There was an involuntary guffaw.
"Look here, Bob," said Billy Woods, the rouseabouts' secretary,
kindly. "Don't you make a fool of yourself. You'll have all the
chaps laughing at you. Those girls are only working you for all
you're worth. I suppose one of 'em came crying and whining to you.
Don't you bother about 'em. _You_ don't know 'em; they can pump
water at a moment's notice. You haven't had any experience with women
yet, Bob."
"She didn't come whinin' and cryin' to me," said the Giraffe, dropping
his twanging drawl a little. "She looked me straight in the face an'
told me all about it."
"I say, Giraffe," said Box-o'-Tricks, "what have you been doin'?
You've bin down there on the nod. I'm surprised at yer, Giraffe."
"An' he pretends to be so gory soft an' innocent, too," growled the
Bogan. "We know all about you, Giraffe."
"Look here, Giraffe," said Mitchell the shearer. "I'd never have
thought it of you. We all thought you were the only virgin youth west
the river; I always thought you were a moral young man. You mustn't
think that because your conscience is pricking you everyone else's
is."
"I ain't had anythin' to do with them," said the Giraffe, drawling
again. "I ain't a cove that goes in for that sort of thing. But
other chaps has, and I think they might as well help 'em out of their
fix."
"They're a rotten crowd," said Billy Woods. "You don't know them,
Bob. Don't bother about them-they're not worth it. Put your money in
your pocket. You'll find a better use for it before next shearing."
"Better shout, Giraffe," said Box-o'-Tricks.
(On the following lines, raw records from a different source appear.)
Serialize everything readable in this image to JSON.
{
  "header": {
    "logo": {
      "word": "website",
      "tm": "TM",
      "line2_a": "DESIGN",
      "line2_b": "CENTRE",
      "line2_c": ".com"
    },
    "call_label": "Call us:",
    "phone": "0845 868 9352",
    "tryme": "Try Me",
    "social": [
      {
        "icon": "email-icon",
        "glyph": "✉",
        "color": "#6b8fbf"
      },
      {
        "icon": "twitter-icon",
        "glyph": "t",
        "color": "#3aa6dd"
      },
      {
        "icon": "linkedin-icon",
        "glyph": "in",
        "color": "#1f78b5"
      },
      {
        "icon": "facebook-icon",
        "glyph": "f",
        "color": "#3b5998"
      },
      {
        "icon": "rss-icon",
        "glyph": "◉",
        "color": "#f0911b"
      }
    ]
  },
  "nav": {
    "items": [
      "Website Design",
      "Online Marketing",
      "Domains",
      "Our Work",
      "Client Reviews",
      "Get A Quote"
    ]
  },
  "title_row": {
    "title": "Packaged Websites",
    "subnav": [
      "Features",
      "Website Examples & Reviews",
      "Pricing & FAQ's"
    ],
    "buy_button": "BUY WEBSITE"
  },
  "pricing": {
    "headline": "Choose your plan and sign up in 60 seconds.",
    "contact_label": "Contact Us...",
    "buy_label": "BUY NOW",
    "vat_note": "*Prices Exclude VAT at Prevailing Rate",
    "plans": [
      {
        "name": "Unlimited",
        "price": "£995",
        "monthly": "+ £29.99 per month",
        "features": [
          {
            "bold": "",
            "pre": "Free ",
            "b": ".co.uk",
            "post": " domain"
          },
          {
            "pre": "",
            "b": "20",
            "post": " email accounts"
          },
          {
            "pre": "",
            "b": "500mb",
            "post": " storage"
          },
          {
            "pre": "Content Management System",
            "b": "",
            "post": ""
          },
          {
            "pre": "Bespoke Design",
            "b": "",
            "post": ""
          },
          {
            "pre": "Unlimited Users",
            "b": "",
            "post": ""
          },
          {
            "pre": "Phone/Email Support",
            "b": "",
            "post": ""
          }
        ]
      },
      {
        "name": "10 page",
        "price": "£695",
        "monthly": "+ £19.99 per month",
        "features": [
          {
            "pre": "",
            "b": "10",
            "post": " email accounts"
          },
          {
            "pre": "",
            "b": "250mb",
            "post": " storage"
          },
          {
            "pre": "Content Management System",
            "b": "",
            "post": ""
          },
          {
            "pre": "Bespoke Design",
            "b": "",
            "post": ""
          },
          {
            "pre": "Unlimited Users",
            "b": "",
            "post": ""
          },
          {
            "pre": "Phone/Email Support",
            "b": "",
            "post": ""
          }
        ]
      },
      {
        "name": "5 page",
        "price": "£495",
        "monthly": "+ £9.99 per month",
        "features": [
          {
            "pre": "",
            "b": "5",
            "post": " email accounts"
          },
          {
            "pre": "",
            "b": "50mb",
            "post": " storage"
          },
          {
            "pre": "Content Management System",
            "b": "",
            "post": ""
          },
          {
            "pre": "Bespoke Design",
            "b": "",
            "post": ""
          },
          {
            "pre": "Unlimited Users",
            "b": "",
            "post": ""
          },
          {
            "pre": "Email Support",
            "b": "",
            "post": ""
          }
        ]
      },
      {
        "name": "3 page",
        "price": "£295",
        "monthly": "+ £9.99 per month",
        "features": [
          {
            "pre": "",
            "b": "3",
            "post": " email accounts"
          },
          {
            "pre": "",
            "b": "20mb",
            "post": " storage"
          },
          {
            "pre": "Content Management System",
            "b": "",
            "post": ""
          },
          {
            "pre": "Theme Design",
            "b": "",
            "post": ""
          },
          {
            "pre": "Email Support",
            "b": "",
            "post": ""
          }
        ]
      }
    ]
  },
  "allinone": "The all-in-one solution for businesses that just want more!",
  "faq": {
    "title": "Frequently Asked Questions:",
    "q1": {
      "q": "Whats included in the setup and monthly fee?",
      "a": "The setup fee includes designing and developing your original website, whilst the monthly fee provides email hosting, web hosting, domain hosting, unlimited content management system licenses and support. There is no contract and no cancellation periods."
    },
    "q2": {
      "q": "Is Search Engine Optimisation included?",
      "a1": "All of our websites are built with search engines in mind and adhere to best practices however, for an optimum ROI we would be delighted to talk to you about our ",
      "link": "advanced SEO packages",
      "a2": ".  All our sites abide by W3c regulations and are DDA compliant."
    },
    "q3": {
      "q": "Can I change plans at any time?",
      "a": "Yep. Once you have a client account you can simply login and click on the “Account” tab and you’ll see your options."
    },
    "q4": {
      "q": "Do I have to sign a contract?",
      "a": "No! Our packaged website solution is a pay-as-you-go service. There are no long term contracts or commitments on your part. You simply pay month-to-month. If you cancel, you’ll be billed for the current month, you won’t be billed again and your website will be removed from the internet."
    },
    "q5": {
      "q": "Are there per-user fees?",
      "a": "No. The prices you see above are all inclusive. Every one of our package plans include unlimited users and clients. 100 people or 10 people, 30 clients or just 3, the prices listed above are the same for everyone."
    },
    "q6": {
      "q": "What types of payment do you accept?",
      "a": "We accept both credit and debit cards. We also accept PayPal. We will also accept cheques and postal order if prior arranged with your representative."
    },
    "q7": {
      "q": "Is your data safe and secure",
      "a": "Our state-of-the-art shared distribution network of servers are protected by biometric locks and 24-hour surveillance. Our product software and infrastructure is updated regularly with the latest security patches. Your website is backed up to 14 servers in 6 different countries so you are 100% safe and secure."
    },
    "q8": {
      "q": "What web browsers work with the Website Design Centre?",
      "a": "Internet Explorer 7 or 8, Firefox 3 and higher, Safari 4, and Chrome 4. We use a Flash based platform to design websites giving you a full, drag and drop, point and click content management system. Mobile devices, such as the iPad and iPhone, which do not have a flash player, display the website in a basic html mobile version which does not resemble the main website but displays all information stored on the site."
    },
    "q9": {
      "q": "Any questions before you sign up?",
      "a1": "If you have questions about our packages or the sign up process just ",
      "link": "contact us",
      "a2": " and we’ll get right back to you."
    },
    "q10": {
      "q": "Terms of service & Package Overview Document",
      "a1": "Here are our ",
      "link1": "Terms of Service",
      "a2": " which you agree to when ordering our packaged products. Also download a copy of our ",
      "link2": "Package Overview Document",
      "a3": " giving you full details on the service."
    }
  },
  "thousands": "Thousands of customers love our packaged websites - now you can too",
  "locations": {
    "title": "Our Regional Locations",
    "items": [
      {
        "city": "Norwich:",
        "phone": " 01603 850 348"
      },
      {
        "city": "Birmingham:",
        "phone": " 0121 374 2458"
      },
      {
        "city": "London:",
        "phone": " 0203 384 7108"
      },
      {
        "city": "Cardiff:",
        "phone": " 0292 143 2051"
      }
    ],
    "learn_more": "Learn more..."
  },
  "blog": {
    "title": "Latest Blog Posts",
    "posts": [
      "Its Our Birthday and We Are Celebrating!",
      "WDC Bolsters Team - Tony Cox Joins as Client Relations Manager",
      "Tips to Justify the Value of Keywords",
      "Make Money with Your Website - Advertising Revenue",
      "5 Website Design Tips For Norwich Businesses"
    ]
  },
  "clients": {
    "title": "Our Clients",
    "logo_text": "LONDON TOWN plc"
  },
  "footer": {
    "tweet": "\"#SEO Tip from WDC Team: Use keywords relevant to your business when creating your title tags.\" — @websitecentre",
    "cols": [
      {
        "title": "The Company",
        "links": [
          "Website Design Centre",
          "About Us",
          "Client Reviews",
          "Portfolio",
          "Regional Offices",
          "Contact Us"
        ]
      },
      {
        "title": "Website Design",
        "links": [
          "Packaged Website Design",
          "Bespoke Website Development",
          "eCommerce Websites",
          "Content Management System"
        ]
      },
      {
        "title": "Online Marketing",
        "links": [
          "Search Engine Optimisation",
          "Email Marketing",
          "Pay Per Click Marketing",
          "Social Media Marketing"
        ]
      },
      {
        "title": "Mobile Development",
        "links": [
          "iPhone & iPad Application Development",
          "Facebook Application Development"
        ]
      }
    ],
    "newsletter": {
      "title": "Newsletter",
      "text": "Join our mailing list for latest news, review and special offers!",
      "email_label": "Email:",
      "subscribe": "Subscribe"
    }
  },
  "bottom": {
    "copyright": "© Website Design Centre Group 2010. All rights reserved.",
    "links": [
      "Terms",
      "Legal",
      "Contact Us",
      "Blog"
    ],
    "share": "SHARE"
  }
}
Now in spite of the Giraffe's softness he was the hardest man in
Bourke to move when he'd decided on what he thought was "the fair
thing to do." Another peculiarity of his was that on occasion, such
for instance as "sayin' a few words" at a strike meeting, he would
straighten himself, drop the twang, and rope in his drawl, so to
speak.
"Well, look here, you chaps," he said now. "I don't know anything
about them women. I s'pose they're bad, but I don't suppose they're
worse than men has made them. All I know is that there's four women
turned out, without any stuff, and every woman in Bourke, an' the
police, an' the law agen 'em. An' the fact that they is women is
agenst 'em most of all. You don't expect 'em to hump their swags to
Sydney! Why, only I ain't got the stuff I wouldn't trouble yer. I'd
pay their fares meself. Look," he said, lowering his voice, "there
they are now, an' one of the girls is cryin'. Don't let 'em see yer
lookin'."
I dropped softly from the plank and peeped out with the rest.
They stood by the fence on the opposite side of the street, a bit up
towards the railway station, with their portmanteaux and bundles at
their feet. One girl leant with her arms on the fence rail and her
face buried in them, another was trying to comfort her. The third
girl and the woman stood facing our way. The woman was good-looking;
she had a hard face, but it might have been made hard. The third girl
seemed half defiant, half inclined to cry. Presently she went to the
other side of the girl who was crying on the fence and put her arm
round her shoulder. The woman suddenly turned her back on us and
stood looking away over the paddocks.